Under the legislation, a law enforcement officer would seek court approval for an extreme risk order if there were credible information – provided by, say, a household member, school principal or co-worker – giving them probable cause to believe someone “poses a significant danger of causing imminent personal injury to self or others.”
A court could order the temporary seizure of the person’s firearms for up to 10 days, until a hearing could be held. After a hearing, the ban on having firearms could be extended one year.
The proposal also says law enforcement officers wouldn’t be immune to liability if they failed to carry out their duties under the extreme risk protection act or other state laws – a response, supporters said, to sheriffs who threatened to refuse to enforce the law.

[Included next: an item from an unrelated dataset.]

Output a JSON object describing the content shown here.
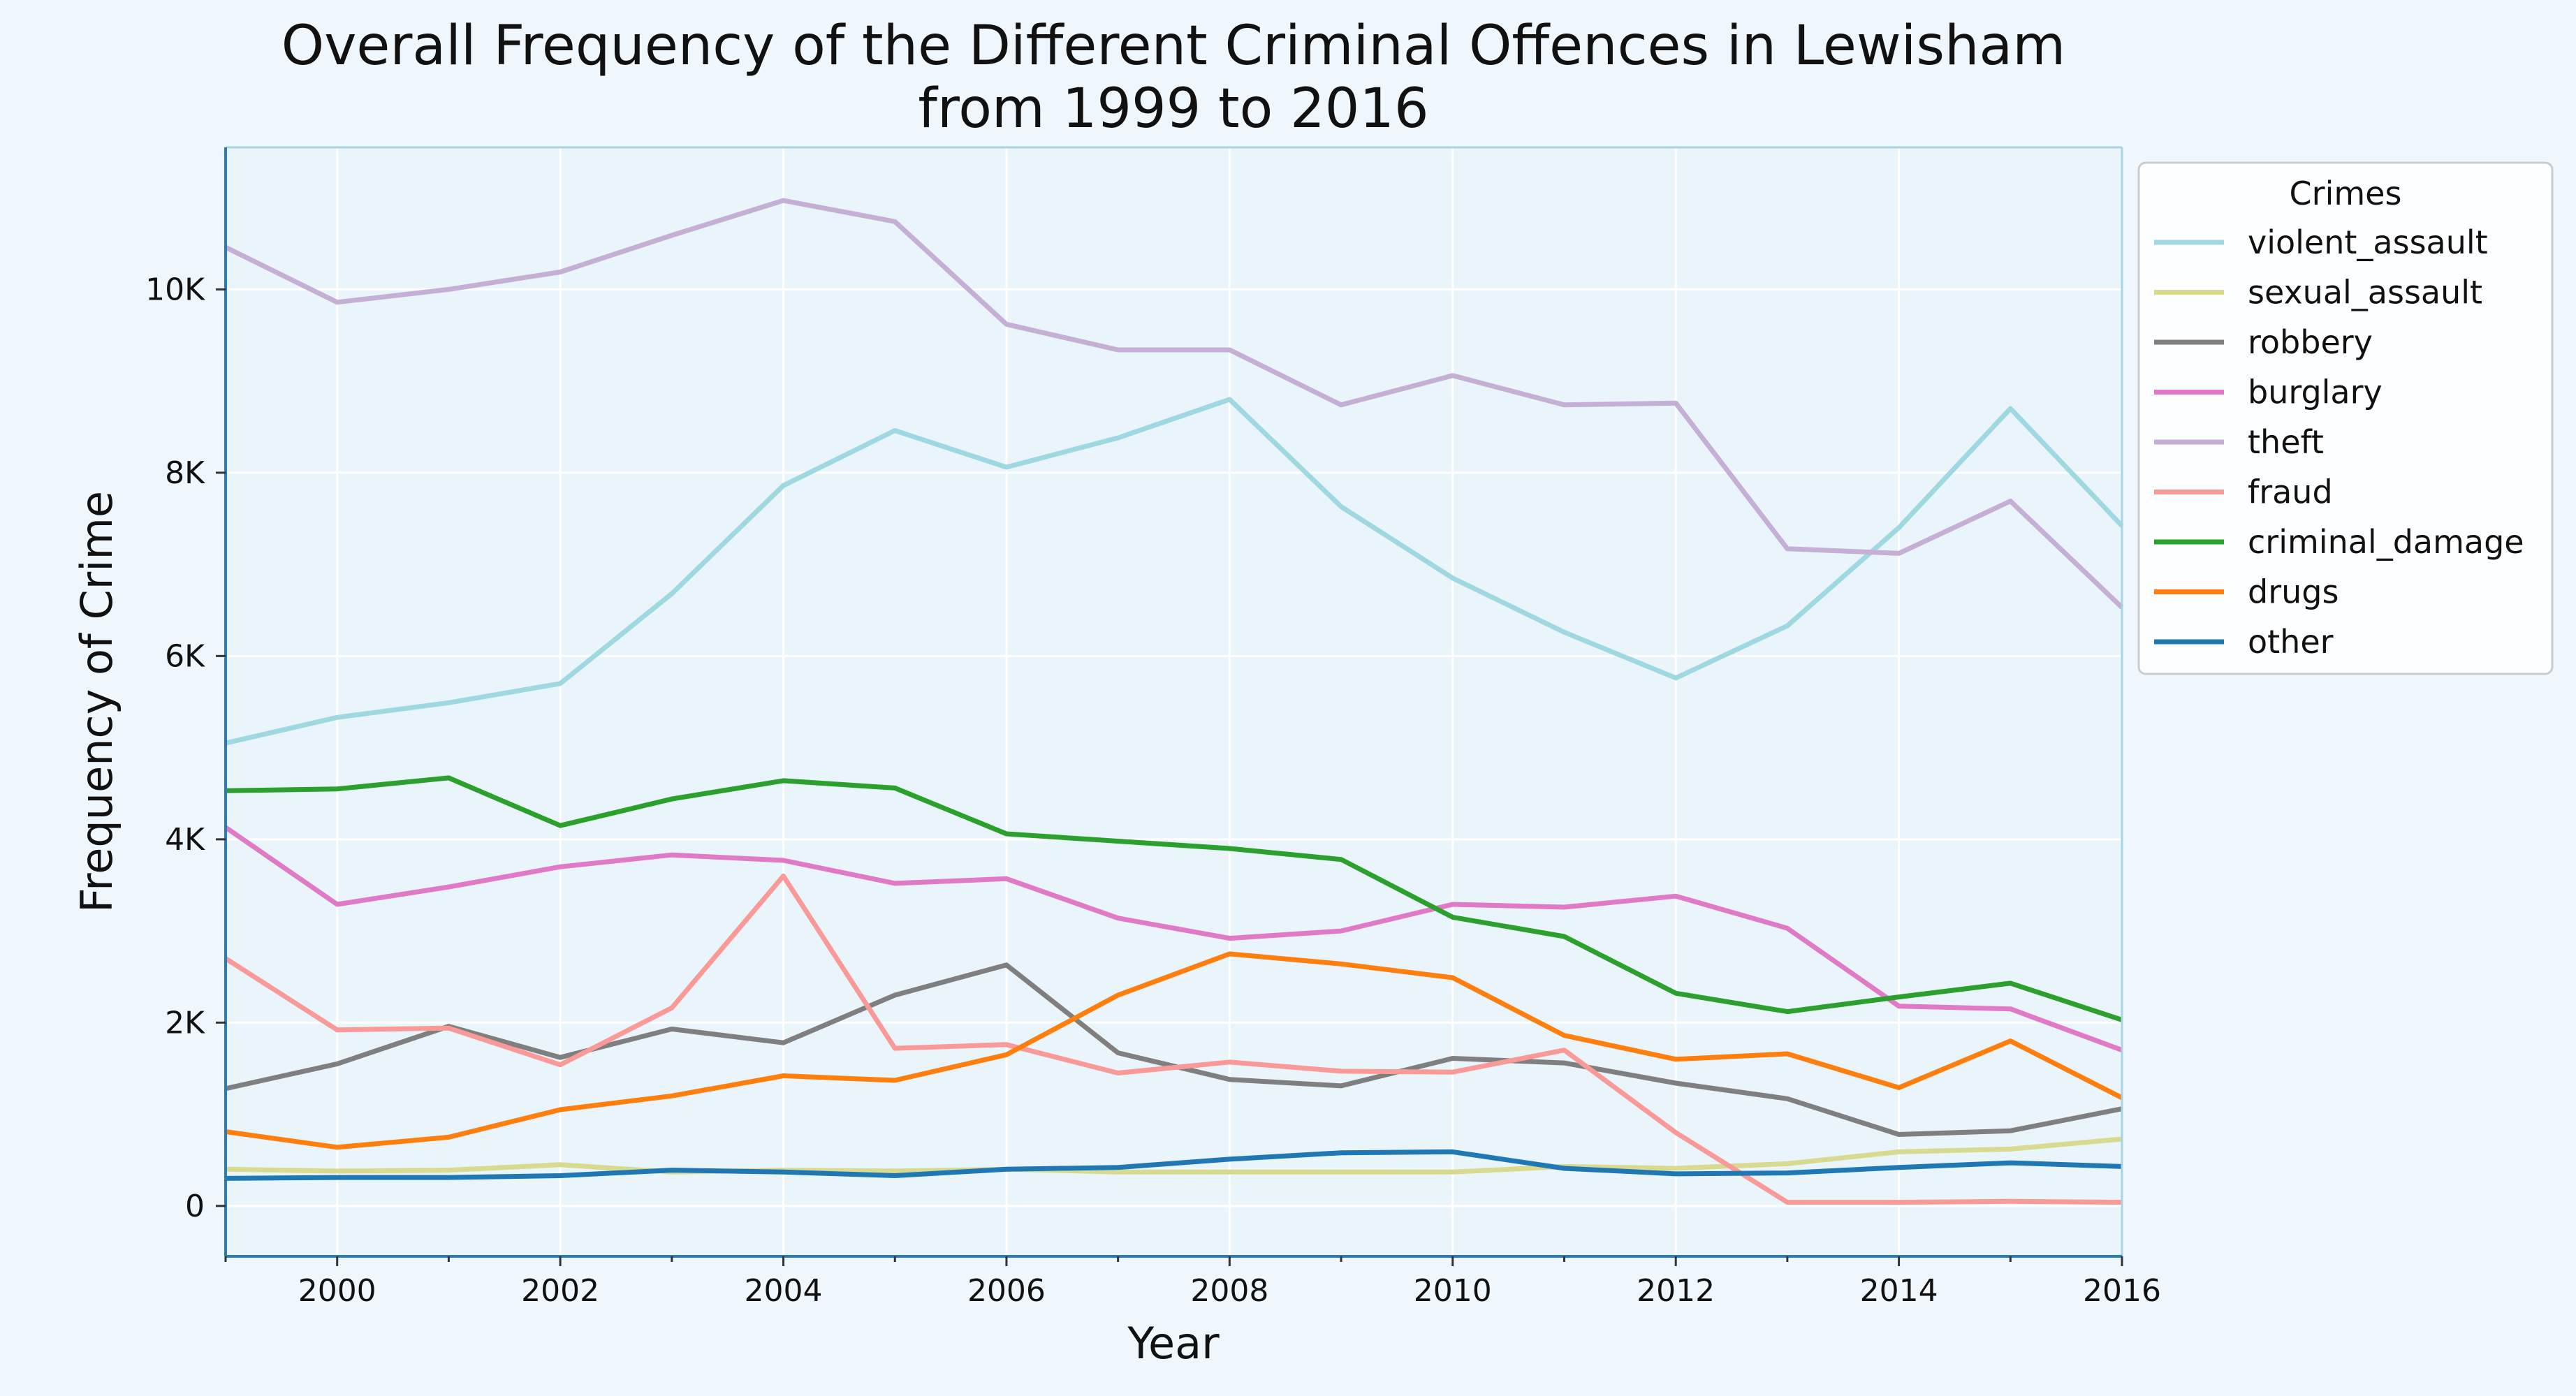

Senate Bill 5 is jointly sponsored by three Democratic legislators – Sen. Joseph Cervantes of Las Cruces and Reps. Daymon Ely of Corrales and Joy Garratt of Albuquerque.
“We have spent hours going over this bill,” Ely said Tuesday after opponents questioned whether it was being rushed.
Rep. Candy Spence Ezzell, R-Roswell, held up a copy of the state Constitution later to explain why she opposes the bill.
“Those are the people’s rights right there,” she said.
Supporters describe the legislation as a way to temporarily take guns from people who are dangerous. Opponents say the law wouldn’t prevent people from losing their guns based on false allegations.
The proposal cleared the Senate 22-20 last week. Before that, it had passed the Senate Public Affairs and Judiciary committees.
The bill now heads to the House floor – the final approval necessary to send the bill to Gov. Michelle Lujan Grisham, who has made its passage a priority.